Ripper: Letter from Hell (2001)

Ripper: Letter from Hell (2001)

He’s back from the past to pick up the pieces.

Five years ago, Molly was the sole survivor of a serial killer’s murder spree on an island. In the present day, Molly is now at a fancy college studying serial killers. But some maniac begins offing her study group one at a time in true Jack the Ripper fashion. Since they are studying serial killers, the survivors decide to profile the killer and realise that it is somebody within the study group.


Released the same year as Johnny Depp’s better known exploits with Jack the Ripper in From Hell, Ripper: Letter From Hell seems designed to be a nice straight-to-DVD cash-in on the Ripper fad but with all of the trappings and modern day gloss of a post-Scream slasher. I mean just look at the poster, with the brooding headshots of the cast arranged in classic post-modern slasher fashion. It definitely thinks highly of itself but when Urban Legend was released a few years earlier and dealt with similar material, then you’ll immediately get the same sort of vibe.

Ripper: Letter From Hell attempts to be a bit pretentious. It treats the Ripper ideology quite seriously and knowledgably but the posturing and preening it does with such smug information can get a bit tiresome. You get the sense that the writers researched their topic well but you don’t need it rubbing in your face every couple of minutes. Characters try and sound clever by spouting intellectually stimulating theories or rattling off convoluted statements which might sound posh and student-y but just have the knack of making things seem more complicated than they are. This is just a smoke screen to hide the fact that this is really just another modern day teen slasher which just so happens to borrow heavily on Ripper ideology. But since when did Jack the Ripper kill a girl in a saw mill or run a teenager down with a jeep? The Ripper-isms may just have been slapped onto a generic slasher script once someone saw From Hell go into production.
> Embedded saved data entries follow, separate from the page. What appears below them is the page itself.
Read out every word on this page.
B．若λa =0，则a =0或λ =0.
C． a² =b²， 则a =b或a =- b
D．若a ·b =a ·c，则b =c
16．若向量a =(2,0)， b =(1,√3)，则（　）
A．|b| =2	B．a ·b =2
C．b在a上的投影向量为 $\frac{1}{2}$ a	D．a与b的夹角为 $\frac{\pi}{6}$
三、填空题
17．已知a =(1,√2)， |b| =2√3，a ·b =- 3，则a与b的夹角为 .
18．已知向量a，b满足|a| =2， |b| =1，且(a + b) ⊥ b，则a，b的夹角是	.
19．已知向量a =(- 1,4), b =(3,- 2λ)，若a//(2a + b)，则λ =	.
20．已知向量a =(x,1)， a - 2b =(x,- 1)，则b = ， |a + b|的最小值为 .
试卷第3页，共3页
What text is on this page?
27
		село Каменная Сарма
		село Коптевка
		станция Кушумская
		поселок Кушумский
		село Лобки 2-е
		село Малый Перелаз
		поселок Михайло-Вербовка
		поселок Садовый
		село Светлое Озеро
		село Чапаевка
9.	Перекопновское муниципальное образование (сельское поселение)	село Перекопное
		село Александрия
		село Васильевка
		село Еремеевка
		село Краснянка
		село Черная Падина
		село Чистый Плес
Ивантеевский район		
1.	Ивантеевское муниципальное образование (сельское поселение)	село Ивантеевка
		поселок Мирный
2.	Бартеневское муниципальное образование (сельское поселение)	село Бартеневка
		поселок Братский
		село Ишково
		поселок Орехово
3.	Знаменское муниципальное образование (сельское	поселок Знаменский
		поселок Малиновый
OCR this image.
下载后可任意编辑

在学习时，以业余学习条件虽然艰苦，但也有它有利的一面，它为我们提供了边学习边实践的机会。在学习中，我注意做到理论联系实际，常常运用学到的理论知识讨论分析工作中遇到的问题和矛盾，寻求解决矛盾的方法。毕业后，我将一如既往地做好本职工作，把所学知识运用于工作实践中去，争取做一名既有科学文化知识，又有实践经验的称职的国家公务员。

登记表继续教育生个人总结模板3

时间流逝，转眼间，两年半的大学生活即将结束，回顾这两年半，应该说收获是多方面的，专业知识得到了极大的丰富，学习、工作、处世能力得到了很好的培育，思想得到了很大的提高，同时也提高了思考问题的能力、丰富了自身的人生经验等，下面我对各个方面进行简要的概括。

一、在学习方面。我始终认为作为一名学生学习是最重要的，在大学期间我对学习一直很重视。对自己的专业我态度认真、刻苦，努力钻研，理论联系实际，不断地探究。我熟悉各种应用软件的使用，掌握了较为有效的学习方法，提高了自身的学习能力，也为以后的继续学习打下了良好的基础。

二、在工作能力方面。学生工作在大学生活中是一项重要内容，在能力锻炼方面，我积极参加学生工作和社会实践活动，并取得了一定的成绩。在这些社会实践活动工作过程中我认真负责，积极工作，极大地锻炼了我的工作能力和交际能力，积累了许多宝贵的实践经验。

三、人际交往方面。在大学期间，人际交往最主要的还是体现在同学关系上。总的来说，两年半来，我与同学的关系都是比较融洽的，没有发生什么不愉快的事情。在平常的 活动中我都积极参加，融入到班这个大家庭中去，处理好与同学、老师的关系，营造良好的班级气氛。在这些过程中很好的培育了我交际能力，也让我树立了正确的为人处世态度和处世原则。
Thankfully Ripper: Letter From Hell manages to raise it’s game a bit higher than the majority of post-modern slashers despite it’s continual use of well-worn clichés including the same old bunch of characters, the same dormitory and school settings (see Urban Legend; Scream 2), the same old idiot moments where characters split up to investigate noises and so on. There are the usual expectations one would associate with such a genre film nowadays – the flashy lighting, the rapid editing, the pumping music and twists and turns in the finale designed to shock but are blatantly obvious from the offset. Despite the pretentious nature of the story, the fact that there has been some thought into it at least gives the film a solid structure.

One of the good things about the Ripper killer here is that they’re not just content to quickly slice and dice their victim before moving onto the next one. This killer is a bit of a sadist, revelling in the chase and prolonging the misery for as long as possible as his victims scream and cry. Unfortunately a slap-dash ending which attempts to be clever by pulling the rug out from under you manages to make everything you’ve just seen confusing. Even in the director’s commentary on the DVD, director John Eyres fails to shed any light on the matter, telling the listener that it’s up to them to decide. I can accept that when it’s a big budget film like Inception trying to be clever and leave things open ended but not some low budget derivative slasher.

The cast is made up of the usual teen faces, with a few pretty faces in the form of A.J. Cook and Kelly Brook. None of the young characters is interesting enough to care about, nor are they likeable enough to empathise with. There are a few old timers on board to steady the ship although Jurgen Prochnow does little more than scowl and wander around with a large knife and apple – an obvious attempt to give us a red herring. Bruce Payne is the best actor in display here and manages to eat up the screen with a solid performance to give us a sense that not all as it may seem with him (although that may just be down to the fact that he looks like a nasty piece of work!).


If you are a slasher fan like myself and are used to watching the same thing rehashed over and over again then you may find something of interest in Ripper: Letter From Hell. It’s hardly the most original out there and can get a bit too pompous for its own good but it’s a cut above the normal standards for straight-to-DVD slash.